Он уцелел и сохранил душу живую не для того, чтобы вновь прозябать в нищете и безвестности. Ибо Лион не просто обладал огромным честолюбием, пожалуй, он был в некотором роде гений. Он пошел работать в фирму Грундига и стал изучать область, которая увлекла его с первой минуты, как он узнал, что такое радар, – электронику. В мозгу его теснилось множество идей, но он не пожелал продать их Грундигу за миллионную долю их истинной стоимости. Нет, он тщательно изучил рынок, потом женился на вдове человека, который ухитрился сохранить две скромные фабрики радиоприемников, и сам занялся этим производством. Ему было лишь немногим больше двадцати, но что за важность. Рассуждал он как человек вполне зрелый и искушенный, а в хаосе послевоенной Германии перед теми, кто молод, открывалось немало возможностей.

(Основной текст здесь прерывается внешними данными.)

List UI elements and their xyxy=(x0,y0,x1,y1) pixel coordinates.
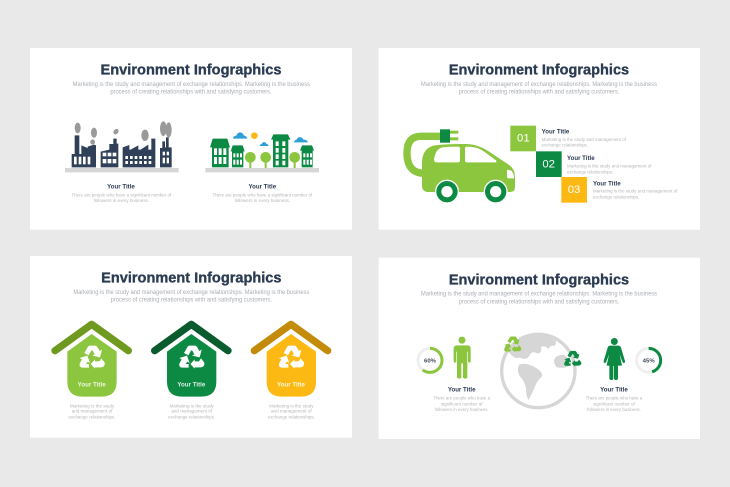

Брак был гражданский, и потому католическая церковь дала ему разрешение на развод; в 1951 году он заплатил Аннелизе Хартгейм ровно вдвое против того, что стоили в это время две фабрики ее покойного супруга, и развелся с ней. Однако во второй раз не женился.

Все, что пережил мальчик Хартгейм на грозных ледяных полях России, не обратило его в бездушную карикатуру на человека; только остановилось в росте и развитии все, что было в его натуре доброго и нежного, а на первый план выступили иные качества – ум, суровость, решительность. Тот, кому нечего терять, может всего добиться, того, кто не чувствителен к боли, ничто не ранит. Во всяком случае, так говорил себе Хартгейм. А на самом деле он поразительно схож был с человеком, которого встретил в Риме в 1943 году; подобно Ральфу де Брикассару, поступая не так, как должно, он сам это понимал. Однако сознание, что он способен на дурной поступок, ни на миг его не останавливало, он лишь молча терзался, казнил себя и этим расплачивался за успехи в делах. Многим покажется, что за это не стоит платить такой дорогой ценой, но он готов был выстрадать вдвое больше. Еще настанет день – он будет править Германией и сделает ее такой, о какой мечтает, он искоренит арийско-лютеранскую мораль, введет более терпимое мировоззрение, широту взглядов. Он не мог обещать, что перестанет грешить, и оттого ему несколько раз отказывали в исповеди и отпущении грехов, но, как ни странно, он не расстался с прежней верой, а под конец в руках его сосредоточились такие деньги и такая власть, что уже не могло быть речи о виновности, он явился на исповедь, покаялся и получил прощение.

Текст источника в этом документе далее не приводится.